June 26, 2018. Florida Times-Union.
For years, juvenile justice advocates slammed Duval County for arresting dozens of kids each month who could have avoided court and entanglement in the juvenile justice system altogether if they’d been offered a simple alternative.
But, a new report released Tuesday highlights the upward trend in the last year in that alternative — pre-arrest diversion, also called a civil citation — in the area judicial circuit. The progress followed the signing of a new memorandum of understanding among 22 local agencies, including the State Attorney’s Office of the Fourth Judicial Circuit, the Jacksonville Sheriff’s Office and agencies from Clay and Nassau counties. Now, the report says, Duval County could be among the top-performing counties statewide in 2018.
April 30, 2018. The Daytona Beach News-Journal.

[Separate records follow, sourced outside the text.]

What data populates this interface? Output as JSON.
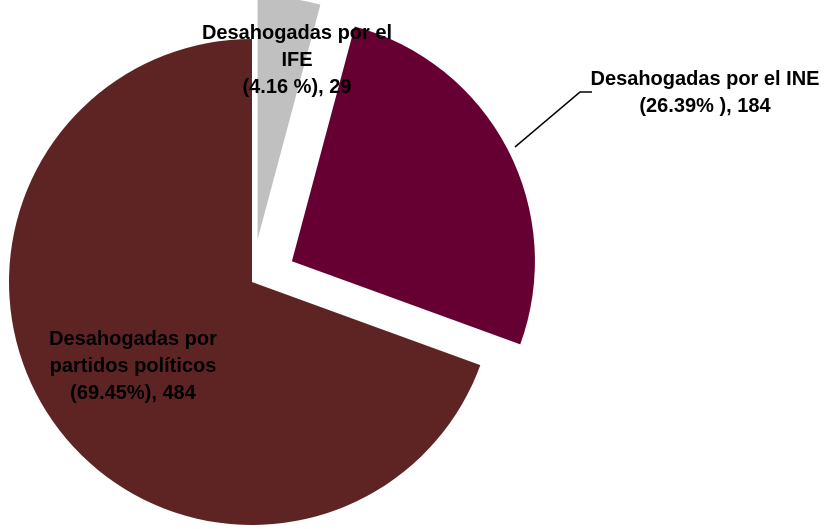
{
  "chart_data": {
    "type": "pie",
    "categories": [
      "Desahogadas por el IFE",
      "Desahogadas por el INE",
      "Desahogadas por partidos políticos"
    ],
    "values": [
      29,
      184,
      484
    ],
    "value_labels": [
      "(4.16 %), 29",
      "(26.39% ), 184",
      "(69.45%), 484"
    ],
    "colors": [
      "#c0c0c0",
      "#660033",
      "#5e2424"
    ]
  }
}
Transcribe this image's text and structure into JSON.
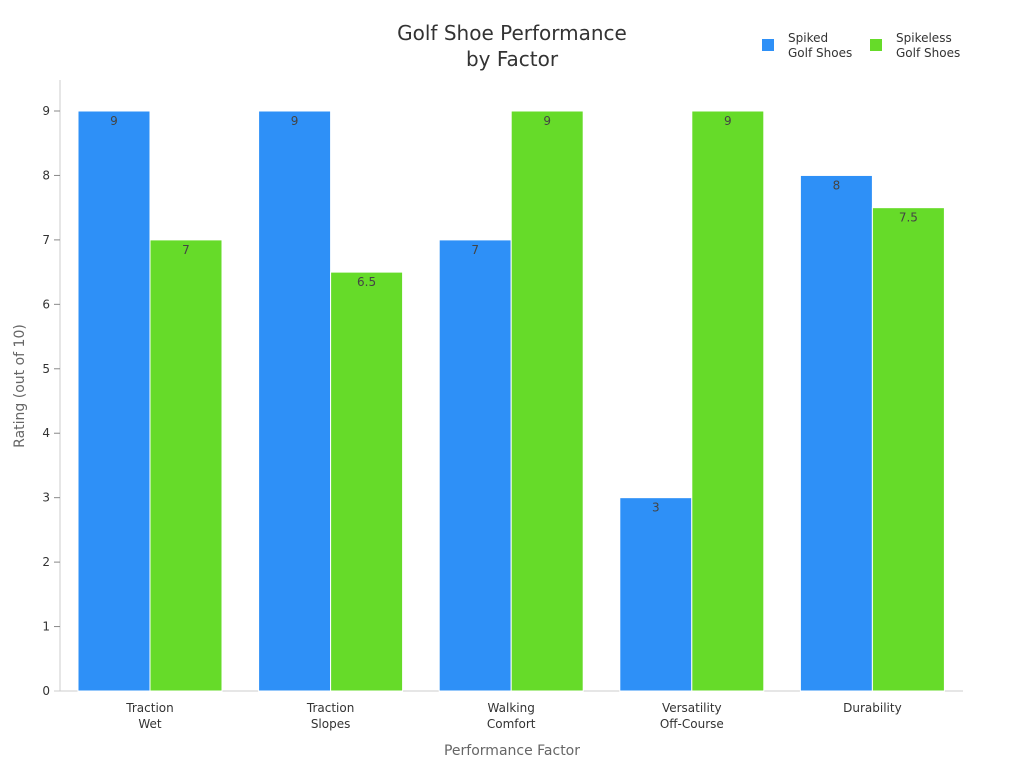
{
  "chart_data": {
    "type": "bar",
    "title": [
      "Golf Shoe Performance",
      "by Factor"
    ],
    "xlabel": "Performance Factor",
    "ylabel": "Rating (out of 10)",
    "ylim": [
      0,
      9
    ],
    "yticks": [
      0,
      1,
      2,
      3,
      4,
      5,
      6,
      7,
      8,
      9
    ],
    "grid": false,
    "legend_position": "top-right",
    "categories": [
      [
        "Traction",
        "Wet"
      ],
      [
        "Traction",
        "Slopes"
      ],
      [
        "Walking",
        "Comfort"
      ],
      [
        "Versatility",
        "Off-Course"
      ],
      [
        "Durability"
      ]
    ],
    "series": [
      {
        "name": [
          "Spiked",
          "Golf Shoes"
        ],
        "color": "#2e90f7",
        "values": [
          9,
          9,
          7,
          3,
          8
        ],
        "labels": [
          "9",
          "9",
          "7",
          "3",
          "8"
        ]
      },
      {
        "name": [
          "Spikeless",
          "Golf Shoes"
        ],
        "color": "#66db29",
        "values": [
          7,
          6.5,
          9,
          9,
          7.5
        ],
        "labels": [
          "7",
          "6.5",
          "9",
          "9",
          "7.5"
        ]
      }
    ]
  }
}
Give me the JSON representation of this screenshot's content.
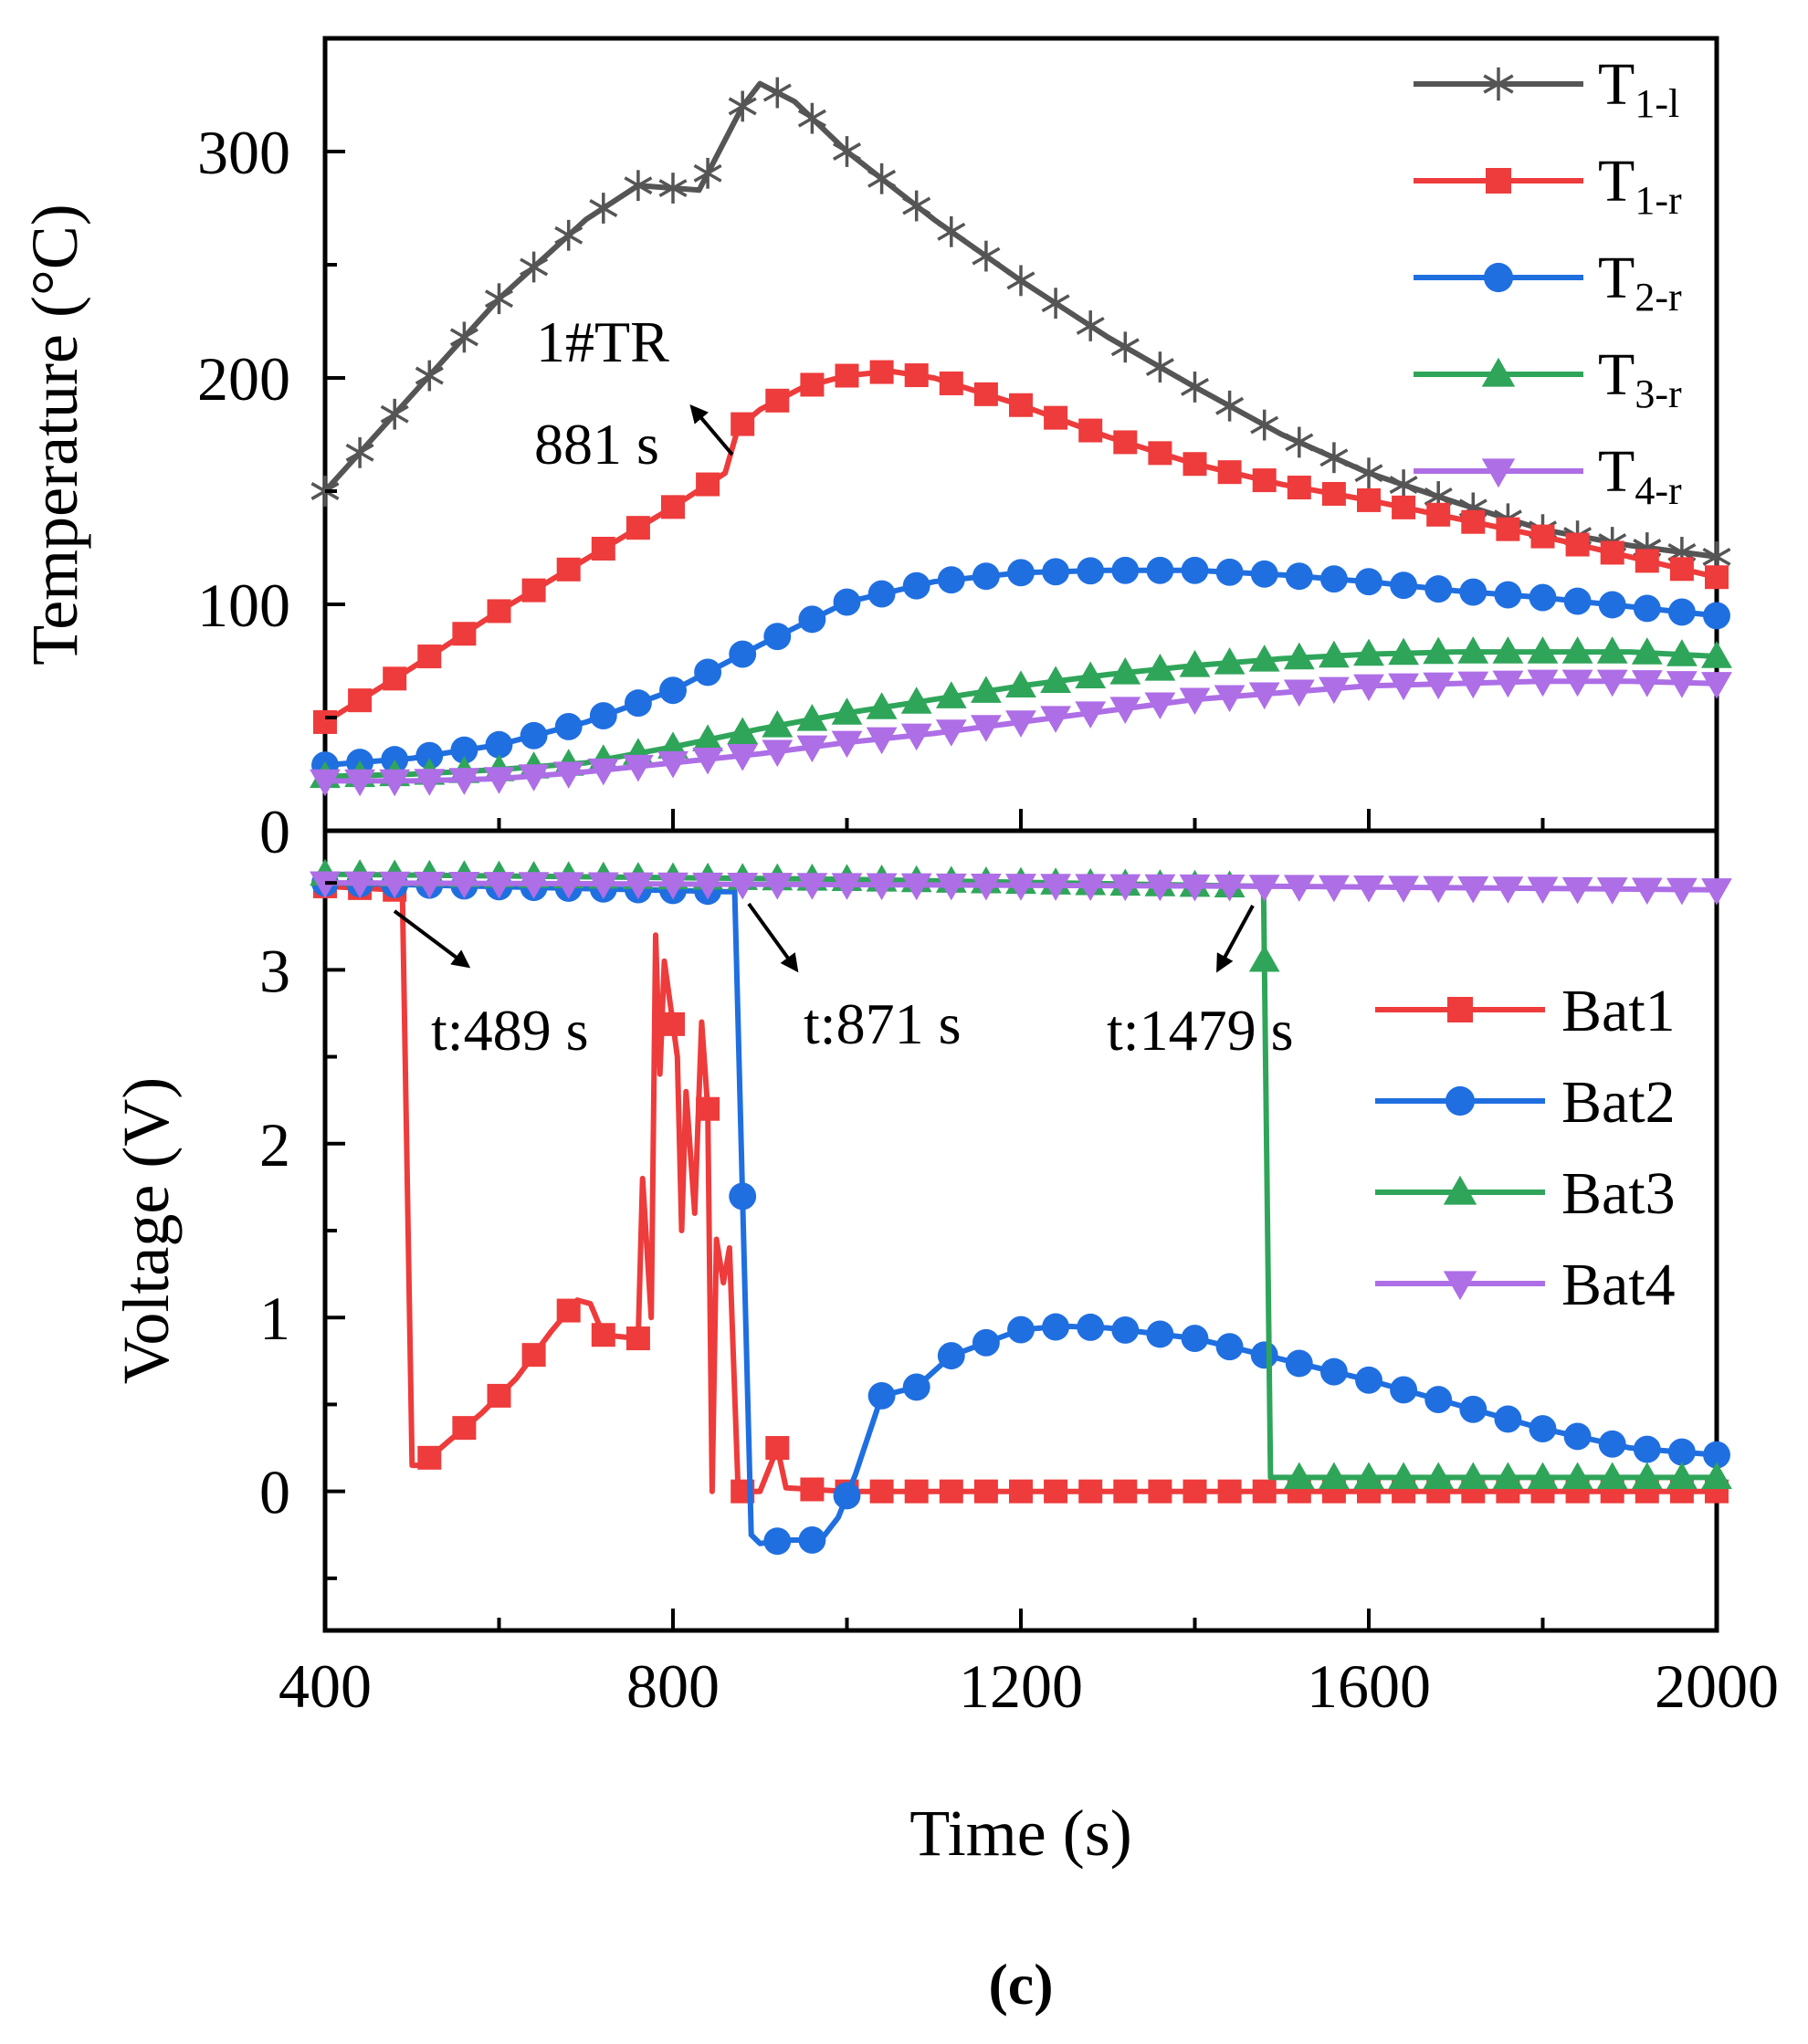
{
  "caption": "(c)",
  "colors": {
    "T_1_l": "#555555",
    "T_1_r": "#ee3b3b",
    "T_2_r": "#1f6fe0",
    "T_3_r": "#2fa55a",
    "T_4_r": "#ad6ee6",
    "Bat1": "#ee3b3b",
    "Bat2": "#1f6fe0",
    "Bat3": "#2fa55a",
    "Bat4": "#ad6ee6"
  },
  "chart_data": [
    {
      "type": "line",
      "panel": "top",
      "ylabel": "Temperature (°C)",
      "xlim": [
        400,
        2000
      ],
      "ylim": [
        0,
        350
      ],
      "yticks": [
        "0",
        "100",
        "200",
        "300"
      ],
      "xticks": [
        "400",
        "800",
        "1200",
        "1600",
        "2000"
      ],
      "legend_position": "top-right",
      "series": [
        {
          "key": "T_1_l",
          "label_main": "T",
          "label_sub": "1-l",
          "marker": "star",
          "points": [
            [
              400,
              150
            ],
            [
              600,
              235
            ],
            [
              700,
              270
            ],
            [
              760,
              285
            ],
            [
              830,
              283
            ],
            [
              880,
              320
            ],
            [
              900,
              330
            ],
            [
              940,
              322
            ],
            [
              1000,
              300
            ],
            [
              1100,
              270
            ],
            [
              1200,
              243
            ],
            [
              1300,
              218
            ],
            [
              1400,
              196
            ],
            [
              1500,
              175
            ],
            [
              1600,
              158
            ],
            [
              1700,
              145
            ],
            [
              1800,
              133
            ],
            [
              1900,
              126
            ],
            [
              2000,
              121
            ]
          ]
        },
        {
          "key": "T_1_r",
          "label_main": "T",
          "label_sub": "1-r",
          "marker": "square",
          "points": [
            [
              400,
              48
            ],
            [
              500,
              72
            ],
            [
              600,
              97
            ],
            [
              700,
              120
            ],
            [
              800,
              143
            ],
            [
              860,
              158
            ],
            [
              875,
              178
            ],
            [
              900,
              186
            ],
            [
              950,
              196
            ],
            [
              1000,
              201
            ],
            [
              1050,
              203
            ],
            [
              1100,
              200
            ],
            [
              1200,
              188
            ],
            [
              1300,
              174
            ],
            [
              1400,
              162
            ],
            [
              1500,
              153
            ],
            [
              1600,
              146
            ],
            [
              1700,
              138
            ],
            [
              1800,
              130
            ],
            [
              1900,
              121
            ],
            [
              2000,
              112
            ]
          ]
        },
        {
          "key": "T_2_r",
          "label_main": "T",
          "label_sub": "2-r",
          "marker": "circle",
          "points": [
            [
              400,
              29
            ],
            [
              500,
              32
            ],
            [
              600,
              38
            ],
            [
              700,
              48
            ],
            [
              800,
              62
            ],
            [
              900,
              82
            ],
            [
              1000,
              101
            ],
            [
              1100,
              110
            ],
            [
              1200,
              114
            ],
            [
              1300,
              115
            ],
            [
              1400,
              115
            ],
            [
              1500,
              113
            ],
            [
              1600,
              110
            ],
            [
              1700,
              106
            ],
            [
              1800,
              103
            ],
            [
              1900,
              99
            ],
            [
              2000,
              95
            ]
          ]
        },
        {
          "key": "T_3_r",
          "label_main": "T",
          "label_sub": "3-r",
          "marker": "triangle-up",
          "points": [
            [
              400,
              24
            ],
            [
              500,
              25
            ],
            [
              600,
              27
            ],
            [
              700,
              30
            ],
            [
              800,
              37
            ],
            [
              900,
              45
            ],
            [
              1000,
              52
            ],
            [
              1100,
              58
            ],
            [
              1200,
              64
            ],
            [
              1300,
              69
            ],
            [
              1400,
              73
            ],
            [
              1500,
              76
            ],
            [
              1600,
              78
            ],
            [
              1700,
              79
            ],
            [
              1800,
              79
            ],
            [
              1900,
              79
            ],
            [
              2000,
              77
            ]
          ]
        },
        {
          "key": "T_4_r",
          "label_main": "T",
          "label_sub": "4-r",
          "marker": "triangle-down",
          "points": [
            [
              400,
              22
            ],
            [
              500,
              22
            ],
            [
              600,
              23
            ],
            [
              700,
              26
            ],
            [
              800,
              30
            ],
            [
              900,
              34
            ],
            [
              1000,
              39
            ],
            [
              1100,
              43
            ],
            [
              1200,
              48
            ],
            [
              1300,
              53
            ],
            [
              1400,
              58
            ],
            [
              1500,
              61
            ],
            [
              1600,
              64
            ],
            [
              1700,
              65
            ],
            [
              1800,
              66
            ],
            [
              1900,
              66
            ],
            [
              2000,
              65
            ]
          ]
        }
      ],
      "annotations": [
        {
          "line1": "1#TR",
          "line2": "881 s",
          "x": 881,
          "y": 181
        }
      ]
    },
    {
      "type": "line",
      "panel": "bottom",
      "ylabel": "Voltage (V)",
      "xlabel": "Time (s)",
      "xlim": [
        400,
        2000
      ],
      "ylim": [
        -0.8,
        3.8
      ],
      "yticks": [
        "0",
        "1",
        "2",
        "3"
      ],
      "legend_position": "right",
      "series": [
        {
          "key": "Bat1",
          "label": "Bat1",
          "marker": "square",
          "points": [
            [
              400,
              3.48
            ],
            [
              480,
              3.46
            ],
            [
              489,
              3.4
            ],
            [
              500,
              0.15
            ],
            [
              510,
              0.15
            ],
            [
              540,
              0.28
            ],
            [
              580,
              0.45
            ],
            [
              620,
              0.65
            ],
            [
              660,
              0.92
            ],
            [
              690,
              1.1
            ],
            [
              705,
              1.08
            ],
            [
              720,
              0.9
            ],
            [
              760,
              0.88
            ],
            [
              765,
              1.8
            ],
            [
              775,
              1.0
            ],
            [
              780,
              3.2
            ],
            [
              785,
              2.4
            ],
            [
              790,
              3.05
            ],
            [
              797,
              2.8
            ],
            [
              805,
              2.5
            ],
            [
              810,
              1.5
            ],
            [
              815,
              2.3
            ],
            [
              825,
              1.6
            ],
            [
              833,
              2.7
            ],
            [
              840,
              2.2
            ],
            [
              845,
              0.0
            ],
            [
              850,
              1.45
            ],
            [
              858,
              1.2
            ],
            [
              865,
              1.4
            ],
            [
              875,
              0.0
            ],
            [
              900,
              0.0
            ],
            [
              920,
              0.25
            ],
            [
              930,
              0.02
            ],
            [
              1000,
              0.0
            ],
            [
              2000,
              0.0
            ]
          ]
        },
        {
          "key": "Bat2",
          "label": "Bat2",
          "marker": "circle",
          "points": [
            [
              400,
              3.5
            ],
            [
              860,
              3.45
            ],
            [
              871,
              3.45
            ],
            [
              890,
              -0.25
            ],
            [
              900,
              -0.3
            ],
            [
              930,
              -0.28
            ],
            [
              970,
              -0.28
            ],
            [
              990,
              -0.15
            ],
            [
              1010,
              0.1
            ],
            [
              1040,
              0.55
            ],
            [
              1080,
              0.6
            ],
            [
              1120,
              0.78
            ],
            [
              1200,
              0.93
            ],
            [
              1250,
              0.95
            ],
            [
              1300,
              0.94
            ],
            [
              1400,
              0.88
            ],
            [
              1500,
              0.76
            ],
            [
              1600,
              0.64
            ],
            [
              1700,
              0.5
            ],
            [
              1800,
              0.36
            ],
            [
              1900,
              0.25
            ],
            [
              2000,
              0.21
            ]
          ]
        },
        {
          "key": "Bat3",
          "label": "Bat3",
          "marker": "triangle-up",
          "points": [
            [
              400,
              3.55
            ],
            [
              1000,
              3.52
            ],
            [
              1479,
              3.48
            ],
            [
              1487,
              0.08
            ],
            [
              1500,
              0.08
            ],
            [
              2000,
              0.08
            ]
          ]
        },
        {
          "key": "Bat4",
          "label": "Bat4",
          "marker": "triangle-down",
          "points": [
            [
              400,
              3.5
            ],
            [
              1000,
              3.49
            ],
            [
              1500,
              3.48
            ],
            [
              2000,
              3.46
            ]
          ]
        }
      ],
      "annotations": [
        {
          "text": "t:489 s",
          "x": 489
        },
        {
          "text": "t:871 s",
          "x": 871
        },
        {
          "text": "t:1479 s",
          "x": 1479
        }
      ]
    }
  ]
}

Hundreds and hundreds of eligible Volusia children would no longer be arrested for minor offenses when new legislation justice officials agreed to support Monday night makes it mandatory to issue civil citations instead of handcuffs.
At a packed meeting held by Fighting Against Injustice Toward Harmony (F.A.I.T.H.), a faith-based group, State Attorney R.J. Larizza, Sheriff Mike Chitwood, Daytona Beach Police Chief Craig Capri and Dan Merrithew of the Department of Juvenile Justice, pledged their support to help Volusia’s children.
April 17, 2018. WUSF News.
Elected leaders in Hillsborough County were in the hot seat Monday night, asked to commit on the spot to action on community issues.
More than 1,000 members of the interfaith group Hillsborough Organization for Progress and Equality (HOPE) asked officials for commitments on expanding the civil citation program, creating a local affordable housing trust fund and increased funding for elder care services. The event was part of the groups 2018 Nehemiah Action.
When asked, Hillsborough public defender Julianne Holt, Chief Judge Ronald Ficarrotta and State Attorney Andrew Warren said they will support extending the county’s civil citation program to include second and third misdemeanor offenses by minors.
March 20, 2018. ABC 7.
Up to 1,000 people are expected to pack the pews at St. Columbkille Catholic Church Tuesday night for the Seventh Annual Nehemiah Action meeting.
The goal of the meeting is for citizens to confront the county commission and police chiefs from Cape Coral and Fort Myers about keeping children who make minor mistakes out of the criminal justice system.
One local man will share his son’s story. The boy could have been arrested for bringing a toy gun to school, but instead had the opportunity to take part in a diversionary program. Because of that, he was able to go on to play football and graduate.
October 27, 2017. TBO.
When it comes to second chances, one side of Tampa Bay is a better place to be a kid in trouble than the other.
That’s according to a report released this week grading Florida counties on how often they use juvenile diversion programs, which send low-level offenders through counseling and community service as an alternative to arrest.
The “Stepping Up” report — conducted by a St. Petersburg think tank and supported by organizations including the ACLU, Southern Poverty Law Center and The James Madison Institute — named Pinellas County one of the top programs in the state with a 94 percent utilization rate between January and December last year, tied for first with Miami-Dade.